The creative direction, led by consultancy BPL Marketing, was based on research commissioned by the network, which found that Brits are likely to be thriftier with their spending after lockdown. Consumers say when looking at their phone plans they want great value (32%), plenty of data (27%), unlimited calls and texts (26%), complete transparency with costs (23%) and to not be tied down to lengthy contracts (23%).
The ad launches today (1 June) and will be aired during prime-time slots across channels including ITV, Channel 4 and Sky. The Fist Bumps creative strategy will also stretch across all the brand’s marketing communications.
“As a young brand with huge growth ambitions, we recognised that getting on TV now would be key to achieving our brand awareness targets,” says Smarty Mobile’s general manager, Elin McLean.
“Fist Bumps is a perfect message for our audience, showing them in a really fun way that there is a brand out there that is focused on getting the basics right and delivering all they really want from a mobile brand”.
Bugaboo looks to drive awareness with digital brand campaign
Bugaboo, the baby care brand best known for its premium strollers, is rejecting “homogenous and saccharine” representations of parenthood in its new brand campaign, as it hopes to connect with modern parents and parents-to-be.
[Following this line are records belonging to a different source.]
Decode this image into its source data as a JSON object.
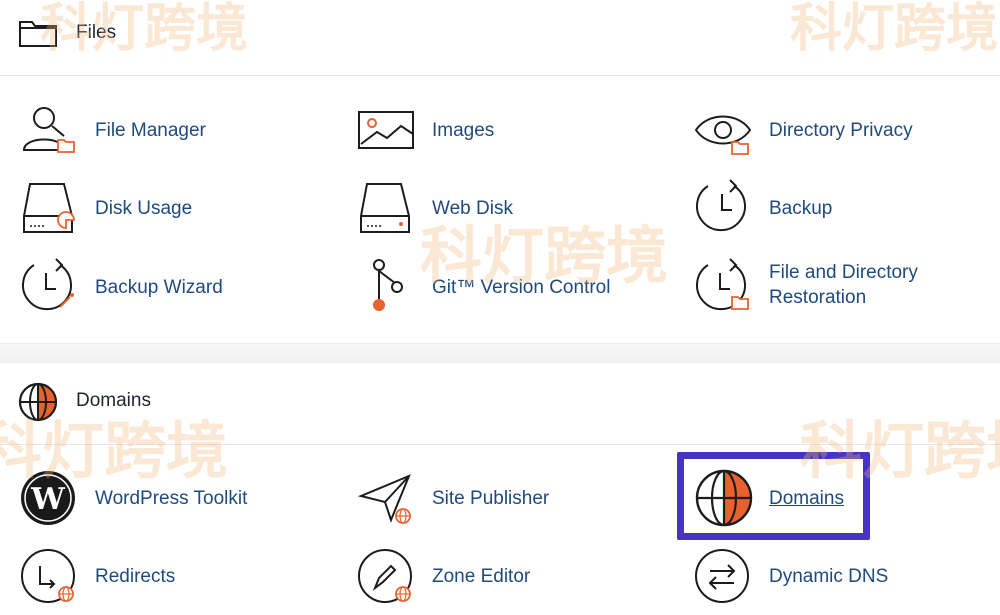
{
  "watermark": "科灯跨境",
  "sections": {
    "files": {
      "title": "Files",
      "tools": {
        "file_manager": "File Manager",
        "images": "Images",
        "directory_privacy": "Directory Privacy",
        "disk_usage": "Disk Usage",
        "web_disk": "Web Disk",
        "backup": "Backup",
        "backup_wizard": "Backup Wizard",
        "git_version_control": "Git™ Version Control",
        "file_dir_restoration": "File and Directory Restoration"
      }
    },
    "domains": {
      "title": "Domains",
      "tools": {
        "wordpress_toolkit": "WordPress Toolkit",
        "site_publisher": "Site Publisher",
        "domains": "Domains",
        "redirects": "Redirects",
        "zone_editor": "Zone Editor",
        "dynamic_dns": "Dynamic DNS"
      }
    }
  },
  "colors": {
    "label": "#1f4a7d",
    "accent": "#e8622f",
    "highlight": "#4535c1",
    "icon_stroke": "#1c1c1c"
  },
  "icons": {
    "files_header": "folder-icon",
    "domains_header": "globe-icon"
  }
}
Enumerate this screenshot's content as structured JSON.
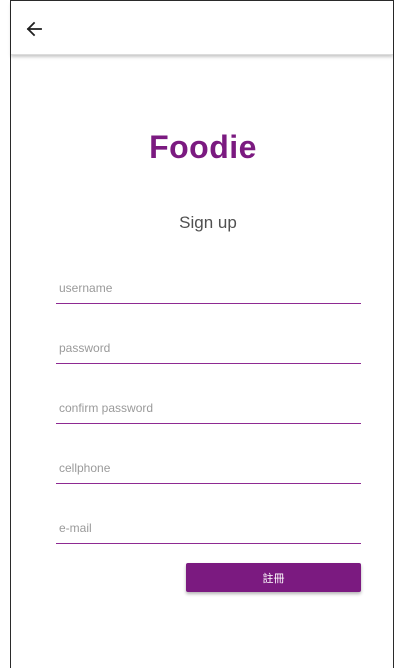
{
  "appbar": {
    "back_icon": "arrow-left-icon"
  },
  "app_title": "Foodie",
  "subtitle": "Sign up",
  "fields": {
    "username_placeholder": "username",
    "password_placeholder": "password",
    "confirm_password_placeholder": "confirm password",
    "cellphone_placeholder": "cellphone",
    "email_placeholder": "e-mail"
  },
  "register_label": "註冊",
  "colors": {
    "accent": "#7b1a80",
    "underline": "#8e2a92"
  }
}
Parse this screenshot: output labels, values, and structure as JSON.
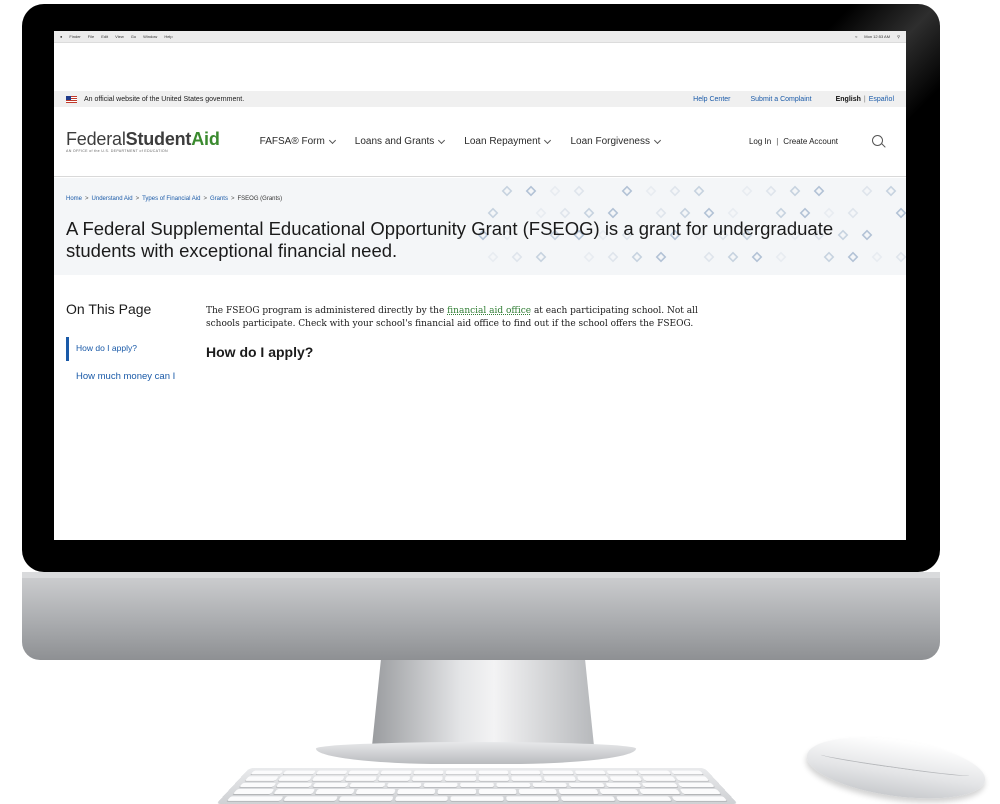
{
  "menubar": {
    "items": [
      "Finder",
      "File",
      "Edit",
      "View",
      "Go",
      "Window",
      "Help"
    ],
    "clock": "Mon 12:53 AM"
  },
  "gov_banner": {
    "notice": "An official website of the United States government.",
    "help_center": "Help Center",
    "submit_complaint": "Submit a Complaint",
    "lang_selected": "English",
    "lang_separator": "|",
    "lang_alternate": "Español"
  },
  "header": {
    "logo_federal": "Federal",
    "logo_student": "Student",
    "logo_aid": "Aid",
    "logo_subtitle": "AN OFFICE of the U.S. DEPARTMENT of EDUCATION",
    "nav": [
      {
        "label": "FAFSA® Form"
      },
      {
        "label": "Loans and Grants"
      },
      {
        "label": "Loan Repayment"
      },
      {
        "label": "Loan Forgiveness"
      }
    ],
    "login": "Log In",
    "separator": "|",
    "create_account": "Create Account"
  },
  "breadcrumb": {
    "items": [
      "Home",
      "Understand Aid",
      "Types of Financial Aid",
      "Grants"
    ],
    "current": "FSEOG (Grants)",
    "separator": ">"
  },
  "page": {
    "title": "A Federal Supplemental Educational Opportunity Grant (FSEOG) is a grant for undergraduate students with exceptional financial need."
  },
  "sidebar": {
    "title": "On This Page",
    "items": [
      {
        "label": "How do I apply?",
        "active": true
      },
      {
        "label": "How much money can I get?",
        "active": false
      }
    ]
  },
  "content": {
    "intro_before_link": "The FSEOG program is administered directly by the ",
    "intro_link": "financial aid office",
    "intro_after_link": " at each participating school. Not all schools participate. Check with your school's financial aid office to find out if the school offers the FSEOG.",
    "section_heading": "How do I apply?"
  },
  "colors": {
    "link_blue": "#1a5aa8",
    "logo_green": "#3a8a2e",
    "hero_bg": "#f4f6f8"
  }
}
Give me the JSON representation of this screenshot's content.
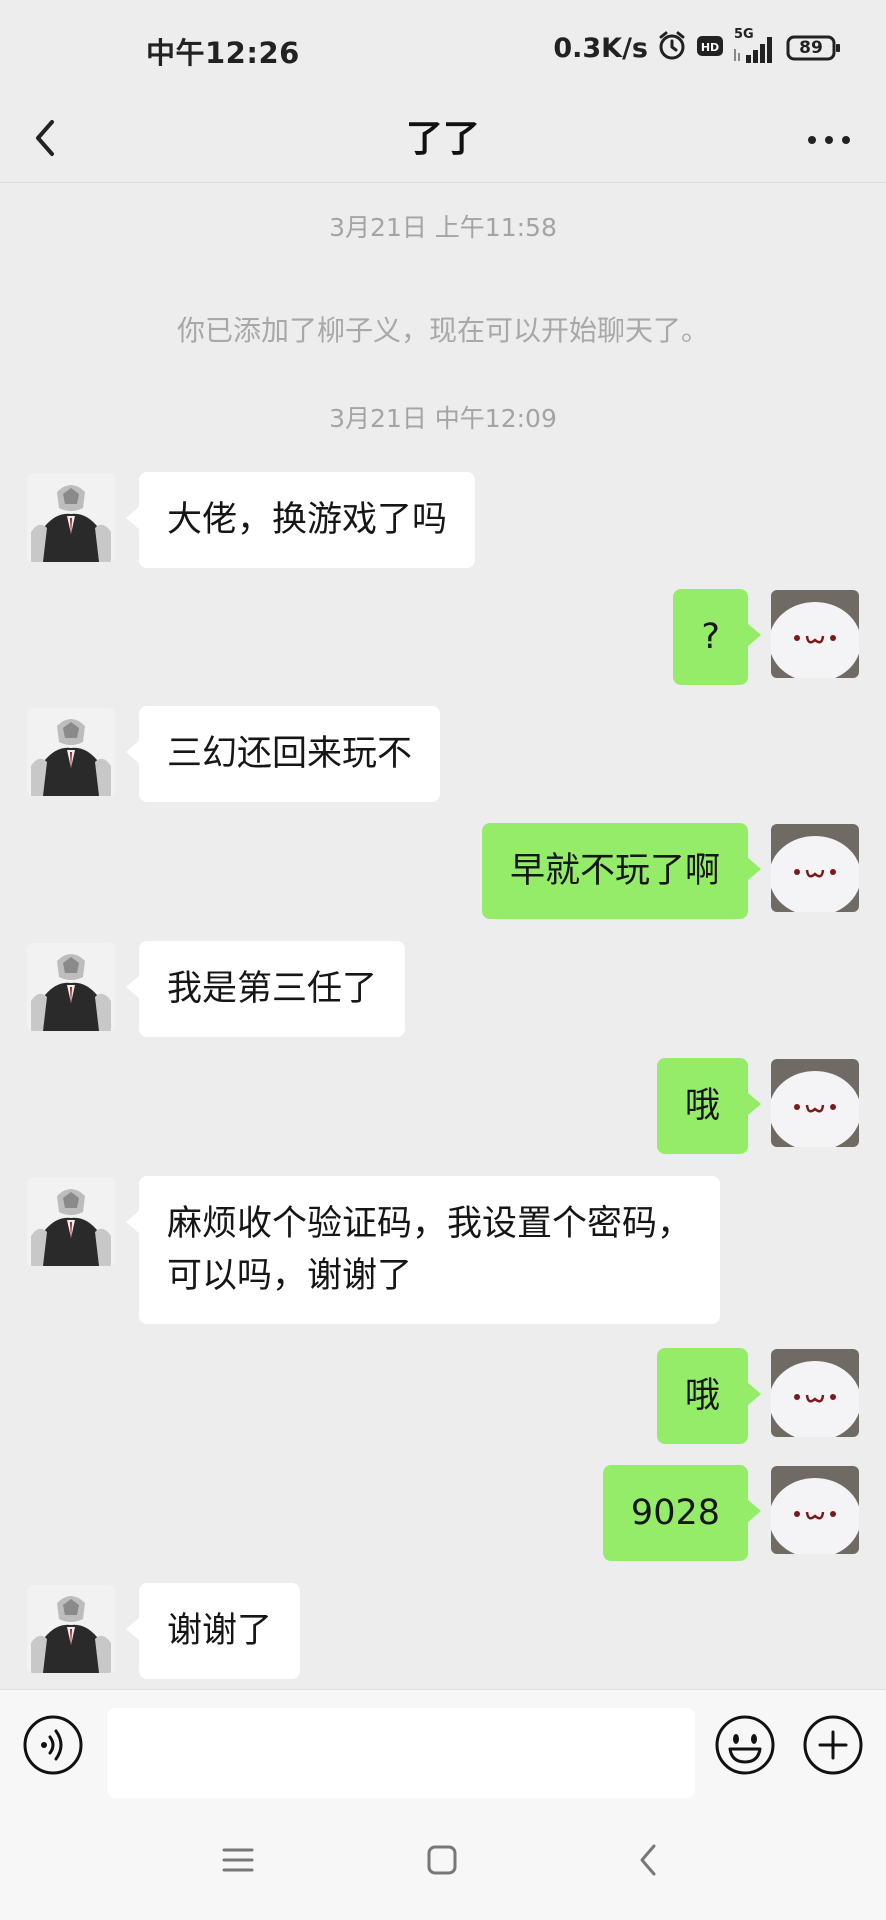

Developed by digital creative agency AnalogFolk, the ‘Adventure Awaits’ campaign aims to portray the seemingly mundane in a new light as parent, baby and Bugaboo cause some low-key mischief.
Bugaboo intends to drive brand awareness and consideration through a 30-second anthem film, 15-second product focused films, lifestyle and product photography. Adventures Awaits will run across paid and organic social, YouTube, retail locations (physical and online) and on the brand’s website.
Bridget O’Lone, global brand director at Bugaboo says through the campaign, the brand wants to “connect with a new generation of parents”.
“We believe that families can come in all shapes and sizes but what unites Bugaboo families is a sense of fun and adventure. Our products are designed for discovery.”